# Panasonic Plasma TV am HT-PC flimmert



## legatus (10. September 2008)

Ich habe hier bislang nichts mit der suche gefunden, darum mein Problem:

Ich habe meinen Plasmafernseher an meinen PC angeschlossen (zum testen, da ich mir nach Weihnachten einen HT-PC aus dem jetztigen PC bauen wollte). Ich habe mir ein DVI-zu-HDMI Adapterkabel besorgt und zusaätzlich auch noch ein HDMI-HDMI Kabel, da mein onboardchipsatz eine HDMI zusatzkarte hat. Mit beiden Grafikkarten das gleiche Problem: Ich kann maximal 60 Hz einstellen und da sieht man schon das flimmern im Bild. Habe mich heute bei der Hotline des Fernsehers erkundigt, und die sagen dass der HDMI-Standarf tatsächlich nur 60 Hz sind. Finde ich ja sehr strange, das würde ja bedeuten, wenn ich einen Blu-Ray-Player anschließe flimmert der auch? Und was machen die leute mit ihren HT-PCs? Nehmen die das flimmern in kauf? Habe leider keinen Plasmafernseher mit VGA in nicht weil das Geld nicht gereicht hat, sondern weil zum Zeitpunkt des Fernseherkaufes ein HT-PC nicht vorgesehen war.

Meine Hardware:
TV: Panasonic TH-37PV7F (37 Zoll Plasmafernseher)
PC:
Athlon X2 4450e
ASUS M2AVM-HDMI AMD 690 G Chipsatz

Grafikkarte: 
getestet mit Onboardgrafik
und mit nVidia 9600 GT (Hersteller XFX)

Vielen Dank schonmal für eure Hilfe, vielleicht hatte ja jemand schonmal ein ähnliches Problem.


----------



## exa (10. September 2008)

naja, kann es sein, das dein fernseher 100hz hat und deine graka aber 60??? dann würde es auch flimmern, schau mal wie dein fernseher eingestellt ist...


----------



## legatus (10. September 2008)

In den Treibern kann ich maximal 60 Hz einstellen, und im Fernseher sind 100 Hz eingestellt (da gibt es einstellug 50 Hz und 100 Hz), zumal wenn ich normal fernsehe habe ich kein flimmern...


----------



## emmaspapa (10. September 2008)

legatus schrieb:


> In den Treibern kann ich maximal 60 Hz einstellen, und im Fernseher sind 100 Hz eingestellt (da gibt es einstellug 50 Hz und 100 Hz), zumal wenn ich normal fernsehe habe ich kein flimmern...


 
Dann stell den Fernseher doch mal auf 50Hz ein. Alternativ auch mal die anderen Geräte (Receiver oder Antennenkabel) entfernen.


----------



## exa (10. September 2008)

kannst du denn im treiber auch 50 hz einstellen???


----------



## legatus (10. September 2008)

Klar kann ich im Treiber auch 50 Hz einstellen, dann flimmerts noch mehr... udn andere geräte ok kann ich auch mal entfernen...


----------



## The_Rock (12. September 2008)

Wie macht sich denn das Flimmern bemerkbar?
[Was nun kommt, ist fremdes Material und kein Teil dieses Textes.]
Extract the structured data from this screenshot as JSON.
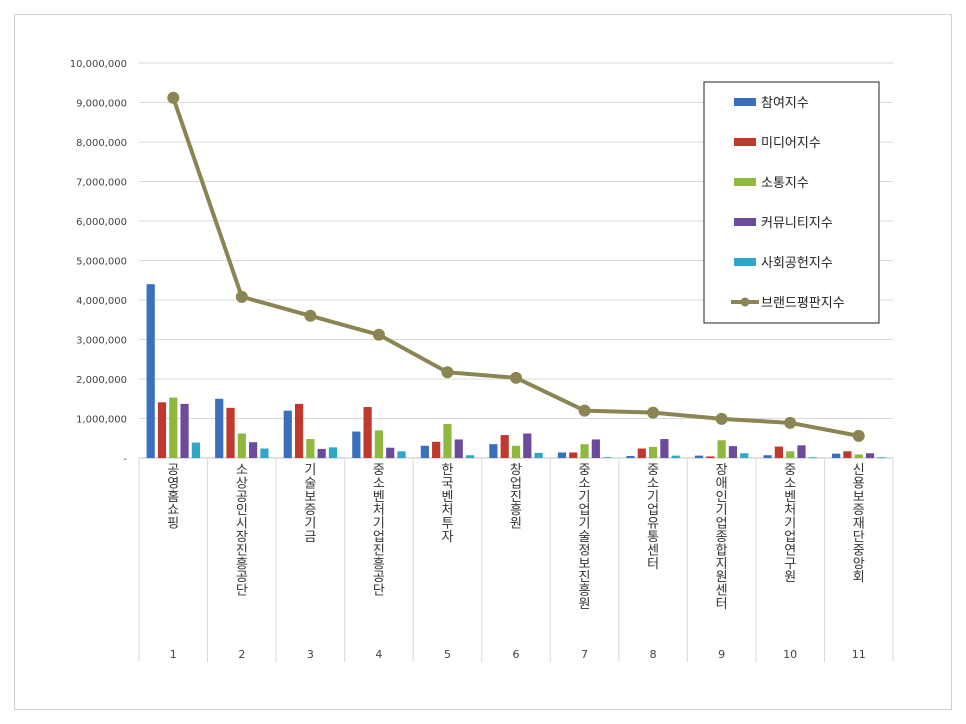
{
  "chart_data": {
    "type": "bar",
    "categories": [
      "공영홈쇼핑",
      "소상공인시장진흥공단",
      "기술보증기금",
      "중소벤처기업진흥공단",
      "한국벤처투자",
      "창업진흥원",
      "중소기업기술정보진흥원",
      "중소기업유통센터",
      "장애인기업종합지원센터",
      "중소벤처기업연구원",
      "신용보증재단중앙회"
    ],
    "ranks": [
      "1",
      "2",
      "3",
      "4",
      "5",
      "6",
      "7",
      "8",
      "9",
      "10",
      "11"
    ],
    "ylim": [
      0,
      10000000
    ],
    "yticks": [
      0,
      1000000,
      2000000,
      3000000,
      4000000,
      5000000,
      6000000,
      7000000,
      8000000,
      9000000,
      10000000
    ],
    "ytick_labels": [
      "-",
      "1,000,000",
      "2,000,000",
      "3,000,000",
      "4,000,000",
      "5,000,000",
      "6,000,000",
      "7,000,000",
      "8,000,000",
      "9,000,000",
      "10,000,000"
    ],
    "grid": true,
    "legend_position": "top-right",
    "series": [
      {
        "name": "참여지수",
        "kind": "bar",
        "color": "#3a6fbe",
        "values": [
          4400000,
          1500000,
          1200000,
          670000,
          310000,
          350000,
          140000,
          50000,
          60000,
          70000,
          110000
        ]
      },
      {
        "name": "미디어지수",
        "kind": "bar",
        "color": "#c0392f",
        "values": [
          1410000,
          1270000,
          1370000,
          1290000,
          410000,
          580000,
          140000,
          240000,
          40000,
          290000,
          170000
        ]
      },
      {
        "name": "소통지수",
        "kind": "bar",
        "color": "#8fb93e",
        "values": [
          1530000,
          620000,
          480000,
          700000,
          860000,
          310000,
          350000,
          280000,
          450000,
          170000,
          90000
        ]
      },
      {
        "name": "커뮤니티지수",
        "kind": "bar",
        "color": "#6b4c9a",
        "values": [
          1370000,
          400000,
          230000,
          260000,
          470000,
          620000,
          470000,
          480000,
          300000,
          320000,
          120000
        ]
      },
      {
        "name": "사회공헌지수",
        "kind": "bar",
        "color": "#2fa8c8",
        "values": [
          390000,
          240000,
          270000,
          170000,
          70000,
          130000,
          20000,
          60000,
          120000,
          20000,
          20000
        ]
      },
      {
        "name": "브랜드평판지수",
        "kind": "line",
        "color": "#8b8553",
        "values": [
          9120000,
          4080000,
          3600000,
          3120000,
          2170000,
          2030000,
          1200000,
          1150000,
          990000,
          890000,
          560000
        ]
      }
    ]
  }
}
Ich hab bei gleichfarbigen -und vor allem bei helleren- Flächen (bei Standbildern am schlimmsten) auch ein Flimmern (DVI/HDMI am PV80). Über TV Karte und in Spielen hab ich jedoch keine Probleme damit.

Ein Plasma is ja (trotz 100Hz) nie ganz flimmerfrei.


----------



## legatus (13. September 2008)

Naja es ist so das typische flimmern, das man auch hat wenn man seinen alten Röhrenmonitor auf 60 Hz gestellt hat, also das typische 60 Hz flimmern... Es ist auch eigentlich komplett aufs ganze bild verteilt, aber du hast recht bei hellen bildern macht es sich eher bemerkbar als bei dunklen und auch bei standbildern mehr als bei bewegten Bildern.

Habe gestern mal ne DVD in meinen alten Player geschmissen und da mal standbild gemacht: Kein Flimmern... (war auch nen helles Bild)

Irgendwie ist das doch doof 

Trotzdem vielen Dank!!!


----------



## The_Rock (13. September 2008)

Was willstn eigentlich am Plasma machen? Filme und Spiele wären natürlich super auf so nem Teil.

Office, Surfen, Photoshop oder sonstige "Standbild-Sachen" sollte man sowieso vermeiden (Einbrenngefahr und so )


----------



## bobby (13. September 2008)

The_Rock schrieb:


> Was willstn eigentlich am Plasma machen? Filme und Spiele wären natürlich super auf so nem Teil.
> 
> Office, Surfen, Photoshop oder sonstige "Standbild-Sachen" sollte man sowieso vermeiden (Einbrenngefahr und so )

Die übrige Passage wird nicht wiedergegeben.